Assertion in XmlElement::XmlAttributeNode::XmlAttributeNode() is not standards compliant


#1

I've an application in the works that's user-data driven, where this data is poured into an XML file, generated by ValueTrees. While testing, I'm getting an assertion in the attribute node creation. This is due to the assertion incorrectly assuming that only few symbols are valid, and ASCII letters and digits.

In reality, XML attribute names are more complicated and open than that: there's a much broader range of legal codepoints, and the standard has a specific set of rules and restrictions for setting up the name. See here for more details: http://www.w3.org/TR/2008/REC-xml-20081126/#sec-common-syn

Seeing that the information I'm dealing with can be multilingual, I'm open to suggestions that don't involve disabling assertions or hacking the code (which is unreasonable in a multi-person team, even with a fork).


Here's an attempt at summarising the rules:

A name cannot start with:

  • Any case combination of the word "XML"

The attribute name can start with the following list below. JUCE accepts starting with a dash or [0-9], which is incorrect. See the next list.

  • ":"
  • "_"
  • [A-Z]
  • [a-z]
  • [#xC0-#xD6]
  • [#xD8-#xF6]
  • [#xF8-#x2FF]
  • [#x370-#x37D]
  • [#x37F-#x1FFF]
  • [#x200C-#x200D]
  • [#x2070-#x218F]
  • [#x2C00-#x2FEF]
  • [#x3001-#xD7FF]
  • [#xF900-#xFDCF]
  • [#xFDF0-#xFFFD]
  • [#x10000-#xEFFFF]

Any subsequent codepoints in the name can be whatever is listed above, and additionally:

  • "-"
  • "."
  • [0-9]
  • [#xB7]
  • [#x0300-#x036F]
  • [#x203F-#x2040]

#2

Maybe https://github.com/julianstorer/JUCE/blob/master/modules/juce_core/xml/juce_XmlElement.cpp#L51   could be extended and used in the attribute name.
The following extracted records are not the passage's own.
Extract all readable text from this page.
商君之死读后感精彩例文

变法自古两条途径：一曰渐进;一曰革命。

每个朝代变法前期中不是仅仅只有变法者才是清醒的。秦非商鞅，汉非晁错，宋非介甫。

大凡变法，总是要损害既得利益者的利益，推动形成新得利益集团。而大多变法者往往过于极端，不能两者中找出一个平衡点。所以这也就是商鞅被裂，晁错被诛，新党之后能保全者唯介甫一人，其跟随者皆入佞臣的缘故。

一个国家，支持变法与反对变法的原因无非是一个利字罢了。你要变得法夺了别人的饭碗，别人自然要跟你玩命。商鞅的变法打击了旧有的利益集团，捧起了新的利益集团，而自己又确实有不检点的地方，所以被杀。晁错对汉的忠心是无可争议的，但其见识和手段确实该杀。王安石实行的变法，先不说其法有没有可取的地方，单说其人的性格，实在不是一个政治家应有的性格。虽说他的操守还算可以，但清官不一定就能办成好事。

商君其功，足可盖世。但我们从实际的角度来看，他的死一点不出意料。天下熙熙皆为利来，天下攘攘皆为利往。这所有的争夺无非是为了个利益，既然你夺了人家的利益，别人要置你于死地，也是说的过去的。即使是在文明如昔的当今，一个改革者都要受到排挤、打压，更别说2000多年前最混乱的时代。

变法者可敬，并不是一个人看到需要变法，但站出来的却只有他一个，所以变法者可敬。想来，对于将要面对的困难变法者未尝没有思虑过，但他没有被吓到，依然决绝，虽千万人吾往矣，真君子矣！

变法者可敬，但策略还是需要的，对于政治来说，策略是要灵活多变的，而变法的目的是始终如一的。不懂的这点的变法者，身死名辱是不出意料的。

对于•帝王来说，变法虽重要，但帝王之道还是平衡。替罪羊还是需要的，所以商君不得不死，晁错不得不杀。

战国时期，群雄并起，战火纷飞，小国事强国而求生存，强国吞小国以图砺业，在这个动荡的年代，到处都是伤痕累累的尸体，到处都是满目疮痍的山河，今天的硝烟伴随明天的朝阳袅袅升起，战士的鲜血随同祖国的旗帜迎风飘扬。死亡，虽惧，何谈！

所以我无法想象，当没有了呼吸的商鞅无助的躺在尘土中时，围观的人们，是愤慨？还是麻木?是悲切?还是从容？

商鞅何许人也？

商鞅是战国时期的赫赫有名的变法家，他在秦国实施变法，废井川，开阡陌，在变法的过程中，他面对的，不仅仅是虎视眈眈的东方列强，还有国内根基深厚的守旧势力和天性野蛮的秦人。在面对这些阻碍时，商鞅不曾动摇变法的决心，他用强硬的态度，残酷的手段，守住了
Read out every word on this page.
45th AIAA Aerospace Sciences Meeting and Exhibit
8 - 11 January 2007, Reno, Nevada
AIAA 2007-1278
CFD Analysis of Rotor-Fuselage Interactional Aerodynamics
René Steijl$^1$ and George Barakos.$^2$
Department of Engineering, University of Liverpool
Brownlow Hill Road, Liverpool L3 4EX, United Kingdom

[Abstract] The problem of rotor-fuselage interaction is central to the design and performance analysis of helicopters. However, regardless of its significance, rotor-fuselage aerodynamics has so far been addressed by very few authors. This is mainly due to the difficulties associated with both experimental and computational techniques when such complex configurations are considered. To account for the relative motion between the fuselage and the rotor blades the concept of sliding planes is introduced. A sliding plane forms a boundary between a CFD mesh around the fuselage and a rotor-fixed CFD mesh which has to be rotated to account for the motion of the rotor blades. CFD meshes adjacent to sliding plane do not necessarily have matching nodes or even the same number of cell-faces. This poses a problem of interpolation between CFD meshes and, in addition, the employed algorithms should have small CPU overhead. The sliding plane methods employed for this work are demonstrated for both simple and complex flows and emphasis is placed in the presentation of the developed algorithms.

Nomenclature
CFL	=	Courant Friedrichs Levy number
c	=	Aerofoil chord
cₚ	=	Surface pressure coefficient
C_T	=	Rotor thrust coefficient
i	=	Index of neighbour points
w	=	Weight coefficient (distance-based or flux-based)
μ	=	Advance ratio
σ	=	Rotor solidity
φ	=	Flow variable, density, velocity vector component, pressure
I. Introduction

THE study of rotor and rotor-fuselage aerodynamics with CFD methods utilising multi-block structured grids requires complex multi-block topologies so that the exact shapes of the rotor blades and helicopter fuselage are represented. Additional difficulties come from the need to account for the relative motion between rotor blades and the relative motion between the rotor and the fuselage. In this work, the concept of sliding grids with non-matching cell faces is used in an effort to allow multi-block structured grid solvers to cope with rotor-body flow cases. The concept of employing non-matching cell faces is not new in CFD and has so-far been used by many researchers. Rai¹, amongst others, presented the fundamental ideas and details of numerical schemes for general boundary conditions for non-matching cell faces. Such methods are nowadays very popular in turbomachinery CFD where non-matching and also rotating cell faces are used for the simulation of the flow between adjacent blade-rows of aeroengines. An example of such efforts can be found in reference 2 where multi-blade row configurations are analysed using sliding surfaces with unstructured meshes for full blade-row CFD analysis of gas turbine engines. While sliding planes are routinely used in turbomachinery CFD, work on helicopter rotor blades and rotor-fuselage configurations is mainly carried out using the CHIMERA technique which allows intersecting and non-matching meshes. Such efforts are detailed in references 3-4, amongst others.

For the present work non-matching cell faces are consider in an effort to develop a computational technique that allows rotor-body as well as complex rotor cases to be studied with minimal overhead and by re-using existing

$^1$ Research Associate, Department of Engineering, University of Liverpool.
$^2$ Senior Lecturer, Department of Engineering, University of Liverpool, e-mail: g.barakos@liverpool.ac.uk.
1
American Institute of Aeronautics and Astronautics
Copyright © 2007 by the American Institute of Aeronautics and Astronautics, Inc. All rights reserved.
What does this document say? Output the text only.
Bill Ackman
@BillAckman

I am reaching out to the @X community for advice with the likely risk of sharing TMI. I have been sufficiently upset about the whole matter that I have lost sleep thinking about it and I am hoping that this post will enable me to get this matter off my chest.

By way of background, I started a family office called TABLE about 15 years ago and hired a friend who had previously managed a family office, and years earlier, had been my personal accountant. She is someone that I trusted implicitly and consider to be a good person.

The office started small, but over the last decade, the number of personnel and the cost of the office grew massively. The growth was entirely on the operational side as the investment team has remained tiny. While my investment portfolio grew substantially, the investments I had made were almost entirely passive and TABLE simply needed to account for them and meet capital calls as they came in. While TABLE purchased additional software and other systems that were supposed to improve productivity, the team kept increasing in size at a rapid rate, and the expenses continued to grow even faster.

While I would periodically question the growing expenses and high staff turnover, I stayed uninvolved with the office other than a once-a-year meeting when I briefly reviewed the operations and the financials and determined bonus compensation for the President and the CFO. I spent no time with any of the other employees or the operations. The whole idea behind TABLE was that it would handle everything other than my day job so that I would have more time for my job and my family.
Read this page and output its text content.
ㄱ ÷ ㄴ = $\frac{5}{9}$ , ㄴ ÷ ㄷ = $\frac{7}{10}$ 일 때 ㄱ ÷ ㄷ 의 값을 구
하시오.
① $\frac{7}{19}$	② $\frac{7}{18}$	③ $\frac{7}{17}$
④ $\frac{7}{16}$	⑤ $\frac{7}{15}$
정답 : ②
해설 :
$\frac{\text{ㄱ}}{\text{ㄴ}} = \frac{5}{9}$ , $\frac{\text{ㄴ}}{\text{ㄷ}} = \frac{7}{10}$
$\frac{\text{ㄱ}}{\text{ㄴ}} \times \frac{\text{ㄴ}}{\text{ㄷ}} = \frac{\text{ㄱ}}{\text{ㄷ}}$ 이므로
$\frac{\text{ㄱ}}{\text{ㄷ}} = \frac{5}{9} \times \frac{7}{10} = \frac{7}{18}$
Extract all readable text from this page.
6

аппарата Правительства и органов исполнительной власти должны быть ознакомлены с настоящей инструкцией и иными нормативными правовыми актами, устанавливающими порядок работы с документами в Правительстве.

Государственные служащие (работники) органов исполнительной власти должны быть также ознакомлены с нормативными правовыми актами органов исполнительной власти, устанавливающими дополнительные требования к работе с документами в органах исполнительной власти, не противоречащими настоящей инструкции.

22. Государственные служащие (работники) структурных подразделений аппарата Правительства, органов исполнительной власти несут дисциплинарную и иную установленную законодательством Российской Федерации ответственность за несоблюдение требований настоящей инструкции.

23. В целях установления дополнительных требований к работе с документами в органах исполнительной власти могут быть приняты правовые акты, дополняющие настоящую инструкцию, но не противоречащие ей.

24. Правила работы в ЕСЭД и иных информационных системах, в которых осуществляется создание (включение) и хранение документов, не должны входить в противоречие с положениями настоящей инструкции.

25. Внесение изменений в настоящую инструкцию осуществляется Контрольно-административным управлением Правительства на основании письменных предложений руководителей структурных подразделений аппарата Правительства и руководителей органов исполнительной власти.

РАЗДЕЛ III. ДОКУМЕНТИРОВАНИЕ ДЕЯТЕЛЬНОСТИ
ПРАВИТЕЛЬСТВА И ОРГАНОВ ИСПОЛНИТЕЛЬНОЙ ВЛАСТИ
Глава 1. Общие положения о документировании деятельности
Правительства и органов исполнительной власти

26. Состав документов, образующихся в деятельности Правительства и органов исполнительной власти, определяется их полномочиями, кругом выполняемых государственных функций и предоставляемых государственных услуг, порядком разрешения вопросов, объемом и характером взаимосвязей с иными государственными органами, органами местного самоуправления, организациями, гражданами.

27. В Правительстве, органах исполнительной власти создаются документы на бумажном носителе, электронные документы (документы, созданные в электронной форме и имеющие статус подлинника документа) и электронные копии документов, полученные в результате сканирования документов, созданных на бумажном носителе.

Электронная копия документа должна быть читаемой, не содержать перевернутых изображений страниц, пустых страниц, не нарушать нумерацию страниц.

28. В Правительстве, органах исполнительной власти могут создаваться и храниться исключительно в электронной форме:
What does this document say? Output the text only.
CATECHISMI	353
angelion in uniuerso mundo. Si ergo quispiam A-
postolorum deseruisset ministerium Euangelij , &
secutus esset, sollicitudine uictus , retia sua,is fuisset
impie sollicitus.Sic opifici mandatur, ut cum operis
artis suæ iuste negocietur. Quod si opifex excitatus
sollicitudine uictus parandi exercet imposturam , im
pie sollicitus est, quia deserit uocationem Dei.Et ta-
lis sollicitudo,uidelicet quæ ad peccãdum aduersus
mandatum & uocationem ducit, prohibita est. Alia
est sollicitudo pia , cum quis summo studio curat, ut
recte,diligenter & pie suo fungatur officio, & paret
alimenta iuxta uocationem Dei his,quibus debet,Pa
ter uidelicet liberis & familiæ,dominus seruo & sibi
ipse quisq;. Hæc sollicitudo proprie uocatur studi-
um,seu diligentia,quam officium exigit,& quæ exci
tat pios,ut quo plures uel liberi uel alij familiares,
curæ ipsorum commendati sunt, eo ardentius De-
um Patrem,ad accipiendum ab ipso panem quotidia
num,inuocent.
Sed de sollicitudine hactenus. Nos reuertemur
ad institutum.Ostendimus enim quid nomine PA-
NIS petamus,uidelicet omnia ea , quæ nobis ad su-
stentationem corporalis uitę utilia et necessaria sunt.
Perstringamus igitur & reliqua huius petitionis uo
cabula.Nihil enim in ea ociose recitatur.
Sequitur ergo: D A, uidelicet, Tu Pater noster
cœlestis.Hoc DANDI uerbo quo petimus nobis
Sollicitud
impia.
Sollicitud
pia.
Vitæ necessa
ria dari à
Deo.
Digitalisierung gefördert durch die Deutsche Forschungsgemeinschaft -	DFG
The function could be tweaked in such a way that the subset of rules for one won't apply to the other.


Something like:

static void sanityCheckXmlName (const String& name, bool checkForTagRules = true)
{
    (void) name;
    (void) checkForTagRules;

    //Check all-encompassing rules here

    if (checkForTagRules)
        //Check tag name specific rules here
    else
        //Check attribute name specific rules here
}

#3

Thank you! We'll take a look at this and get a fix in soon.


#4

https://github.com/julianstorer/JUCE/commit/705e7f6110ec8901f5844542b701237a5062e667

Note that a valid name cannot start with any case combination of "xml": http://www.w3.org/TR/2008/REC-xml-20081126/#sec-common-syn

Names beginning with the string "xml", or with any string which would match (('X'|'x') ('M'|'m') ('L'|'l')), are reserved for standardization in this or future versions of this specification.

#5

You're quick!

This fix was mainly put in so that incorrect assertions (such as the one you were getting) did not trigger. Frankly, even if a name starts with XML, it'll probably be fine. If this is a problem for you too, let me know and I'll sort it. :)


#6

It's not a problem for me - and doubtfully anybody else anytime soon! Just wanted to point out the standard having a rule agaist doing that, is all.


#7

Got it, thanks very much for letting us know regardless :)